Adding that “At least two elephants died to obtain the specimens as described above considering the fact that an elephant has a pair of tusks and there were two complete worked tusks and several chopped ones. At least a hippopotamus died to obtain the one piece of the hippopotamus incisor tooth.”

UWA spokesperson, Bashir Hangi told URN that they welcome the efforts of sister agencies to stamp wildlife traffickers. He said those trading in protected species need to be locked up irrespective of their species because Ugandan laws are clear. African Elephants are listed under Appendix 1 of the Convention of International Trade in endangered species of wild flora and fauna (CITES) and described as endangered by the International Union for Conservation of Nature (IUCN), which means that no trade is allowed in these species and their parts.

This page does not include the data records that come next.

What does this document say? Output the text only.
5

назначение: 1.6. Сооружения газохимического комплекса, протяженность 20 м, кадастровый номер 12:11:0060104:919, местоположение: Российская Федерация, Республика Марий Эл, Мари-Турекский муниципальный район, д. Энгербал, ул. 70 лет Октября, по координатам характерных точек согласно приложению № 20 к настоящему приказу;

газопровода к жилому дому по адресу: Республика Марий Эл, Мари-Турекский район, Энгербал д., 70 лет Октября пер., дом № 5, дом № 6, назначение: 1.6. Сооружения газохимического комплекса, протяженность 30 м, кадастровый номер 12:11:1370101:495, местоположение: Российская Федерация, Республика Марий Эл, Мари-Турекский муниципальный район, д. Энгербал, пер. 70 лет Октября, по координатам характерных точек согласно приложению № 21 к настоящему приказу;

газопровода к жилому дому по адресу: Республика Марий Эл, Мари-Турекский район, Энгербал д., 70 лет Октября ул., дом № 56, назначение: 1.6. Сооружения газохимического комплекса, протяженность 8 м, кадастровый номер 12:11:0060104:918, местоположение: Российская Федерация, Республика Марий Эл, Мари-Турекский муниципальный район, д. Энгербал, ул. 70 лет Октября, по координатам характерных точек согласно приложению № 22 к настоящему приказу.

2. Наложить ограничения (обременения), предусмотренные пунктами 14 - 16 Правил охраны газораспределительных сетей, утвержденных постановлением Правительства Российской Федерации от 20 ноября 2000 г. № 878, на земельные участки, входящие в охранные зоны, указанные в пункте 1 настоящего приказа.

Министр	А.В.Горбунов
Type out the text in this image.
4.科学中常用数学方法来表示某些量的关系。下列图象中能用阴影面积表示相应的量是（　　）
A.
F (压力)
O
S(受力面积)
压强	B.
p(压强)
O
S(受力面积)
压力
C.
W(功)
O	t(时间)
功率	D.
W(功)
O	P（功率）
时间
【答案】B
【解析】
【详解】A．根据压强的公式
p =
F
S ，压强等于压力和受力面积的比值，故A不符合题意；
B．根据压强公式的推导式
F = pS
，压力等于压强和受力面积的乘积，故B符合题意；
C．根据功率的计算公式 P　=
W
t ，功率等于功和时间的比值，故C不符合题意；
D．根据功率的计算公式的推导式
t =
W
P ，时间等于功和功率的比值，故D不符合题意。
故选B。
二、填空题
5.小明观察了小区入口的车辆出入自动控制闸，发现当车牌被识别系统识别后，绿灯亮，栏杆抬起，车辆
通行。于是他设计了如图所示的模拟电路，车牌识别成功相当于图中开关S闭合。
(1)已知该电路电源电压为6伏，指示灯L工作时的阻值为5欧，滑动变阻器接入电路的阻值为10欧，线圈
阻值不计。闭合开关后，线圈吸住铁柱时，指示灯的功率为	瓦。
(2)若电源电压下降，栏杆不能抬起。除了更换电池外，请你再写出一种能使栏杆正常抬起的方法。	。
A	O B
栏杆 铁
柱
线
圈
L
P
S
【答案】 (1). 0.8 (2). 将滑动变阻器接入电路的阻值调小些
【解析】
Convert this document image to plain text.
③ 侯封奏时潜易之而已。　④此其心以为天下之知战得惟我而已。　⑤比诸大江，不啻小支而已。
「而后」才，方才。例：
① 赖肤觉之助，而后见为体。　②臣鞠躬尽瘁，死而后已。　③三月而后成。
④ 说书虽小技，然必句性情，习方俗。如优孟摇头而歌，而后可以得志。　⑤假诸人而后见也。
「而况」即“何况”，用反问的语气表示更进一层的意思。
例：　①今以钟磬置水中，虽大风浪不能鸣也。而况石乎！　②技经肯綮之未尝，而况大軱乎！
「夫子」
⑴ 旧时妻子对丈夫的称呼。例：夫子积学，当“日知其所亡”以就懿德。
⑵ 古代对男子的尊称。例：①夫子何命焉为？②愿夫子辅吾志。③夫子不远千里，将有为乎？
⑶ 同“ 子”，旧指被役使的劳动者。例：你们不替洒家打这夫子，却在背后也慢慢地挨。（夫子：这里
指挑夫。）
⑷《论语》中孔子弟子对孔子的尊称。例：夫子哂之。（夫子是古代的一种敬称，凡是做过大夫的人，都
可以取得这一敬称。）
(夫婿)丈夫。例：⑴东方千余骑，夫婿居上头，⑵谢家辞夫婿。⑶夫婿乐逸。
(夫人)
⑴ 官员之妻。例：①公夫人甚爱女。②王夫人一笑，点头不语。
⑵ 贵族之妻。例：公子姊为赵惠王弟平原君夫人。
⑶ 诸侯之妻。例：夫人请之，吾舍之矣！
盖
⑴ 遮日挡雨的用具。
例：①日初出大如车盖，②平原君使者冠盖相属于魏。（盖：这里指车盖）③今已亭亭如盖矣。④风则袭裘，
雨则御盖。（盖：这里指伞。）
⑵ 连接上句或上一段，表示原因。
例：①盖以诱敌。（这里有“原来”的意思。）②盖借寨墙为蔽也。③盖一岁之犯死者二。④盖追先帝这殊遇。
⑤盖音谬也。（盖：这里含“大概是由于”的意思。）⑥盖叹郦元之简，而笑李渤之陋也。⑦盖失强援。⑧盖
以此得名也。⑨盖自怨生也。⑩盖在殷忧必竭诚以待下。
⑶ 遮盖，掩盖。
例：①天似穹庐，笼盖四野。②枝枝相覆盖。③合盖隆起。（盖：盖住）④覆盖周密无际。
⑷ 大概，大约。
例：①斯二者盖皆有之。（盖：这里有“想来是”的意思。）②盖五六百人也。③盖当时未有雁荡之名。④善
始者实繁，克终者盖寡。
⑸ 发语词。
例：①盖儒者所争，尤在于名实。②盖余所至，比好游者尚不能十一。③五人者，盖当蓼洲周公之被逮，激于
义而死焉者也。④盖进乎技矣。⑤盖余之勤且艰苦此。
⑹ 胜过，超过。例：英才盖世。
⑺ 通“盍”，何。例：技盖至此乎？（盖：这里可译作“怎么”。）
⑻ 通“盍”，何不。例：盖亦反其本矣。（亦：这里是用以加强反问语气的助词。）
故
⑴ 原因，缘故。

In her report, Twinamatsiko says that in terms of economic and biodiversity value elephants and hippopotamus are among the key drivers of Uganda’s tourism potential internationally.

“They are listed among the “Big Ten Safari Animals” which shape the decision of tourists to choose their tourism destination, and are instrumental in tourism marketing purposes. As one of the flagship animals in the tourism sector in the country, they greatly market, stimulate and contribute to the number of tourists we receive in the country. You will note that tourism tops Uganda’s foreign exchange earnings, and for the financial year 2018/2019, tourism generated $1.6bn equivalent to Shs 6 trillion,” Twinamatsiko said.

It is unclear when Marino and his group will appear before the court as officers at Jinja Road police station remained tight-lipped on the matter. The deputy Kampala Metropolitan police spokesperson, Luke Owoyesigire, said he was yet to receive information on Marino’s arrest. Police spokesperson, Fred Enanga didn’t respond to our repeated calls to his known mobile phone number.